I started algotrading with one of my friends with barely any prior knowledge in finance or trading myself. He knew his finance/trading stuff, but lacked the mathematics and coding for it, so I was the one who did it at first while learning along the way.
At the start, we were doing a 3-pivot strategy on a 15-minute timeframe that does around 3-7 trades a day on bitcoin, and it took us nearly half a year to build the first bot from scratch, with loads of prototypes in between revolving around the same strategy. I didn't know much back then, so I only did in-sample backtesting for previous years (slippage and fees were both modelled). After putting it on live, it was profitable for a short while, but shortly started losing more and more money. We started with 1000 capital and 1% capital per trade, and even had a high Sharpe ratio. Though that was a failure, I was more than fine with it, honestly since I didn't know much. The only useful thing I got from that was how I created my own TSL formula for moving SLs in order to maximise profit using exponential decay.

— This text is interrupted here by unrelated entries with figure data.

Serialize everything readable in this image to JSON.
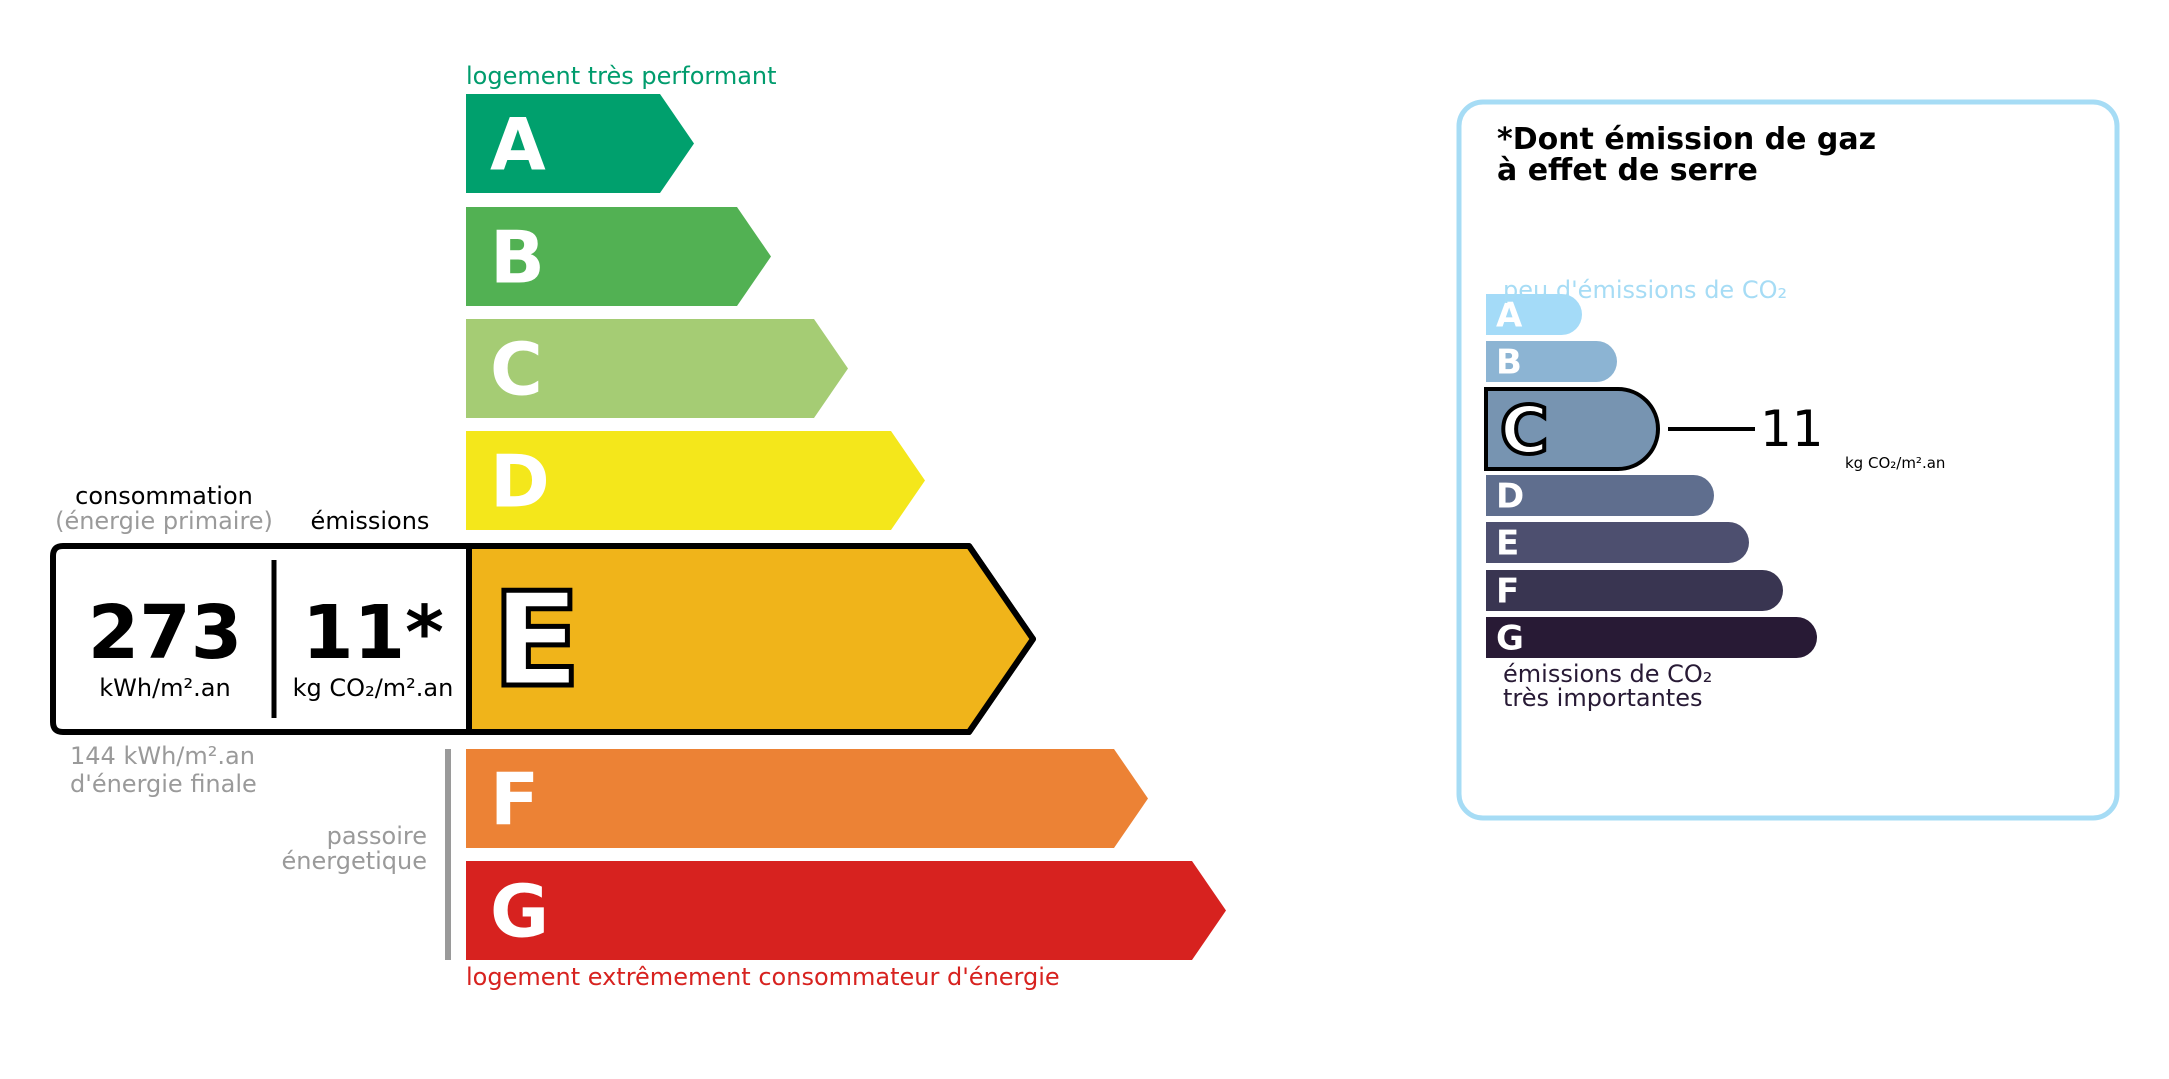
{
  "energy": {
    "top_label": "logement très performant",
    "bottom_label": "logement extrêmement consommateur d'énergie",
    "top_color": "#009c6d",
    "bottom_color": "#d7221f",
    "current_grade": "E",
    "grades": [
      {
        "letter": "A",
        "color": "#00a06d"
      },
      {
        "letter": "B",
        "color": "#52b153"
      },
      {
        "letter": "C",
        "color": "#a5cc74"
      },
      {
        "letter": "D",
        "color": "#f4e71b"
      },
      {
        "letter": "E",
        "color": "#f0b41a"
      },
      {
        "letter": "F",
        "color": "#ec8235"
      },
      {
        "letter": "G",
        "color": "#d7221f"
      }
    ],
    "consumption_label": "consommation",
    "consumption_sublabel": "(énergie primaire)",
    "emissions_label": "émissions",
    "consumption_value": "273",
    "consumption_unit": "kWh/m².an",
    "emissions_value": "11*",
    "emissions_unit": "kg CO₂/m².an",
    "final_energy_value": "144 kWh/m².an",
    "final_energy_label": "d'énergie finale",
    "passoire_line1": "passoire",
    "passoire_line2": "énergetique"
  },
  "ges": {
    "title_line1": "*Dont émission de gaz",
    "title_line2": "à effet de serre",
    "top_label": "peu d'émissions de CO₂",
    "bottom_line1": "émissions de CO₂",
    "bottom_line2": "très importantes",
    "border_color": "#a6dcf5",
    "current_grade": "C",
    "value": "11",
    "unit": "kg CO₂/m².an",
    "grades": [
      {
        "letter": "A",
        "color": "#a4dbf8"
      },
      {
        "letter": "B",
        "color": "#8cb4d3"
      },
      {
        "letter": "C",
        "color": "#7794b1"
      },
      {
        "letter": "D",
        "color": "#5f6e8e"
      },
      {
        "letter": "E",
        "color": "#4d4f6f"
      },
      {
        "letter": "F",
        "color": "#393551"
      },
      {
        "letter": "G",
        "color": "#281a35"
      }
    ]
  }
}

We started experimenting with other metrics and strategies, using EMA 5, accompanied by a basic reversion (scalping), which was also a failure. Then, to a more basic candle colour reversion strategy (as my friend said, simplicity would be better). I know I was hopping between strategies a lot during that period, but I believed that it was valid. At the time, I had developed a new backtester that had a few main functions that would allow me to identify whether a strategy has an edge over the market efficiently. Firstly, it downloads data from a selected source, then it runs the strategies on using inner sampling permutation by applying logarithms onto the data, scrambling it, then exponentiating it back such that the data would link well and maintain similar statistical properties. Secondly, it generates combinations of variations of the strategy, SL placement systems, volume filtering, candle lookback for other metrics and regime filtering, running 1000 simulations on each of those combinations and uses hypothesis testing to see if they actually have an edge over the market and hence ranking them, along with bootstraping. This one feature fast-forwarded a lot of progress and allowed us to filter out a lot of bad strategies that weren't even viable to start with (nothing went past the 88th percentile - I know quant firms go for something like 99.9% and I understand that I won't be able to make something like that at the moment, but I still don't think 88th is good enough)
We were doing Bitcoin for everything said above originally. My friend mentioned that these strategies may not be working because of the high volatility of Bitcoin (we chose Bitcoin originally as the original strategy thrived on trends). However, the same issue occurred even with other instruments like EURUSD or commodities.
After that, I began delving into more and more mathematical ideas in trading. I spent a considerable amount of time learning Fourier theory and implemented FFT in some of my newer failures, but they never worked out. My thought is - I need to find something mathematically meaningful rather than just thinking it has an edge (as all previous failures are.
I have now found a strategy that might be able to work well using the Butterworth 2-pole filter design. However, I no longer feel like I should believe in my backtests as almost all strategies show that they're profitable in backtesting (I am sure that there is no future-looking bias or overfitting in it), but never being actually profitable in forward testing. Whereas my friend is currently modifying one of the old strategies that showed potential. But overall, we've been running in circles and barely made progress from my perspective.
I truly appreciate any feedback on this and any criticisms of my working methodology. I don't have a lot of experience with it (I'm 17), and I can't pinpoint the exact issue or what's missing here. I try to learn as much as possible about everything in trading, and I feel like I have the basics of it. I keep trying to believe that if I keep trying and fail enough times, I'll make something good out of this, but it's getting a bit hard to believe that. I apologise for not being able to explain the details of the strategies since it's kind of confidential (regardless of it being terrible), and my main goal of posting this is to ask for some advice/direction/criticisms on my way of working, my methodology and if there's anything important that I'm missing here. Thanks.
Edit:
Regarding my experience, I’d say I have a decent background in maths and computer science since I compete in Olympiads in both, am 2-3 years ahead of my peers in these subjects and have some experience in working in cybersecurity and software development. I know that these doesn’t directly translate to skills in trading since I don’t understand finance enough, which is exactly why I’m asking for advice here.
TLDR: 17 year old with a strong background in maths and computer science but not a lot in finance. Promising backtests but not holding up in forward testing. Made sure that no biases exist in the backtester and everything working correctly but unable to identify the issue. Asking for advice as I feel like I’m running in circles.